As one of the safest havens for assets around the world, Japan’s government bonds saw yields hit new lows as global economic and governmental risks rise ahead of the next week’s referendum on whether the United Kingdom will remain in the European Union, a vote better known as Brexit.

“In the global risk-off environment, few want to sell ahead of the June 23 referendum,” Shuichi Ohsaki, chief rates strategist at Bank of America Merrill Lynch in Tokyo told Bloomberg. “The decline in yields is accelerating with buying in a one-way market.”

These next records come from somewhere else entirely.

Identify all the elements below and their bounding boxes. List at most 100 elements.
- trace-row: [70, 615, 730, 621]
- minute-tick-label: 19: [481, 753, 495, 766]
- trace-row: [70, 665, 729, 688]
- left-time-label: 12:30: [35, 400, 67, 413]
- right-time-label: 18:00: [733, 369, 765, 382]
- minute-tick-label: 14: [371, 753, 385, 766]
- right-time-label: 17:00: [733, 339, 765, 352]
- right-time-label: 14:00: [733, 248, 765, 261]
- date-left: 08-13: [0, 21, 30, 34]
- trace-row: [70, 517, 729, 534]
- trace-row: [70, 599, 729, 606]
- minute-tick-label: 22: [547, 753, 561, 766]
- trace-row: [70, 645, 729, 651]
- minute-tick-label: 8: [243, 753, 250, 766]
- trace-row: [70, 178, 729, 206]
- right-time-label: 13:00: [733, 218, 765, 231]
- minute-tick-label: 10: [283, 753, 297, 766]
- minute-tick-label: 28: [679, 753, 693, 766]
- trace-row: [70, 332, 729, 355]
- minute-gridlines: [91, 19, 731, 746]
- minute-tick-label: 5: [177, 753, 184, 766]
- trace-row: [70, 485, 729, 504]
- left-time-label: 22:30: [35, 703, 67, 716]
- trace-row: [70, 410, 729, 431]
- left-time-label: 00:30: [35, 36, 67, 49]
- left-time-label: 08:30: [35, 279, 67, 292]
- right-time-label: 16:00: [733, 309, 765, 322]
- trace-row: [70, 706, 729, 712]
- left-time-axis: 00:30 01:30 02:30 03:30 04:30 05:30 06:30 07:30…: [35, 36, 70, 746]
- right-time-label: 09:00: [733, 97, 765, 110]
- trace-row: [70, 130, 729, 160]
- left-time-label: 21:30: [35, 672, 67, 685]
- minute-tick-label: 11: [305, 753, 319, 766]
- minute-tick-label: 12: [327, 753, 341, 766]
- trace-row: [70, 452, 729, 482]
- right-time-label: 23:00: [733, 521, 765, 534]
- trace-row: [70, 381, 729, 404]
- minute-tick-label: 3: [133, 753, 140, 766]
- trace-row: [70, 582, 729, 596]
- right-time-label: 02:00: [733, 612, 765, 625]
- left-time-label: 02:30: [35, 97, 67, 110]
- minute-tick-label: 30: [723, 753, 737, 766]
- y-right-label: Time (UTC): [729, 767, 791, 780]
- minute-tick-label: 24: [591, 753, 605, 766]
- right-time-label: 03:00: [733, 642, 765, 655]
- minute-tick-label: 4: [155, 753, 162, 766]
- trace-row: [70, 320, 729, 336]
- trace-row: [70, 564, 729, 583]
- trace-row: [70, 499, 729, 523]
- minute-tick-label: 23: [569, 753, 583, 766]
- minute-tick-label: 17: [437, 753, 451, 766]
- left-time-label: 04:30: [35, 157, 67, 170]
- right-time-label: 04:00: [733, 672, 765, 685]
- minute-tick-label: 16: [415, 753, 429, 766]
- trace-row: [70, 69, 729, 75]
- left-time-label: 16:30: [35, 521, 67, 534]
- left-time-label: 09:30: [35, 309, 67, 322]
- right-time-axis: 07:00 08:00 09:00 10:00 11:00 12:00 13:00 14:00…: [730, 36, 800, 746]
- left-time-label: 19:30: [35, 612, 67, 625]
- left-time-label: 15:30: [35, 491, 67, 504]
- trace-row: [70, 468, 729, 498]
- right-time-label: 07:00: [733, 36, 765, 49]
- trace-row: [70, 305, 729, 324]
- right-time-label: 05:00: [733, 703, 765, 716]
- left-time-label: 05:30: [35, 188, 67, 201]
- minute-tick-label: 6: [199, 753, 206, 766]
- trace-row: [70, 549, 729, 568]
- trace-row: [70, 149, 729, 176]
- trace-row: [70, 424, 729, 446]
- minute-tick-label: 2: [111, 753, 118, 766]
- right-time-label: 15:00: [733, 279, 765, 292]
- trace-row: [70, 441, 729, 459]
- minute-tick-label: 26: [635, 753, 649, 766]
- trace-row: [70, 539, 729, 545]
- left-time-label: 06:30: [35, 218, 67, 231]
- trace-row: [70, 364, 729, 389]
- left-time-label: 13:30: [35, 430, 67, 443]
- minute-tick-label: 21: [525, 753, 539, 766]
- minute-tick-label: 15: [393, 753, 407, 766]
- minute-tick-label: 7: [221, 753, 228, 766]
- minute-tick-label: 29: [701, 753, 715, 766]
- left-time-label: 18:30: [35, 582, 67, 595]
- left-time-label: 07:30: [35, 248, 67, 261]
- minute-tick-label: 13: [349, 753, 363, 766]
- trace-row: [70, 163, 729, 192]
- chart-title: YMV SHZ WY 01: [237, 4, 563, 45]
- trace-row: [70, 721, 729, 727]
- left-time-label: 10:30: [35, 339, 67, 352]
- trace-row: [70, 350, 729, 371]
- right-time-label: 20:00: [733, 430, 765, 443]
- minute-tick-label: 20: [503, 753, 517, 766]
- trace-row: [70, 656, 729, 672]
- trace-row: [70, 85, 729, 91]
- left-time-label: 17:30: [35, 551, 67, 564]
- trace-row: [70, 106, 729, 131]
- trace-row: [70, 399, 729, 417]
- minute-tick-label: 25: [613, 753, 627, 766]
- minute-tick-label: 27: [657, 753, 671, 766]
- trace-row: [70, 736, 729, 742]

Since bond prices rise when yield falls, the drop in yields has caused prices to rise so much that Japan’s bond market is heading for its best six-month rally since 1995. This is partly the result of the BOJ introducing negative interest rates early this year to increase purchases of government debt.

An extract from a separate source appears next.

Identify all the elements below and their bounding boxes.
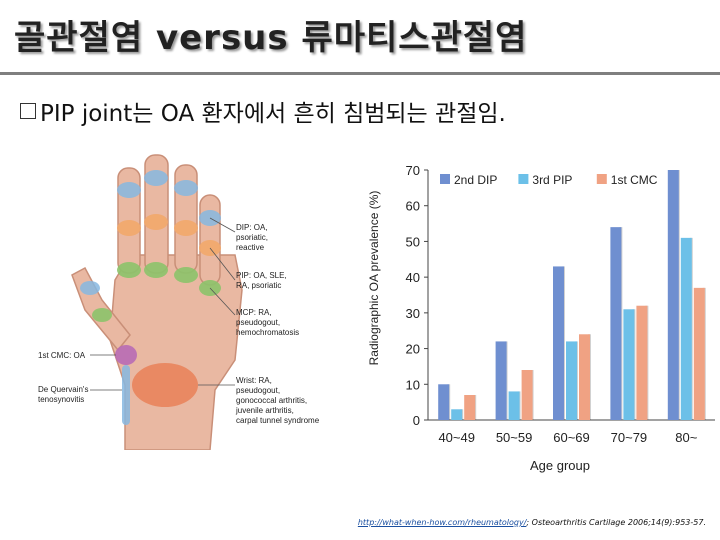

On Thursday, the yields on Japan’s 10-year bond fell to an unprecedented minus 0.195%. The rally also sent 20- and 30-year yields to historic levels at 0.135% and 0.21%, respectively. Five-year yields hit an all-time low of minus 0.295% and two-year yields sank to minus 0.285%. Forty-year yields slid to 0.245%. As the yields plunge so too do the chances that the central bank will be able to expand its unprecedented stimulus when it concludes a two-day meeting in Tokyo on Thursday.

“There is no logic in the BOJ saying it will cut negative rates further to drive down yields because yields are falling for reasons other than Japan’s monetary policy,” Hiroyuki Kubota, an independent financial analyst told Bloomberg. “The rally in the (Japanese Bond) market is purely from moves related to the Brexit concerns. It’s excessive and appears to be bubbly.”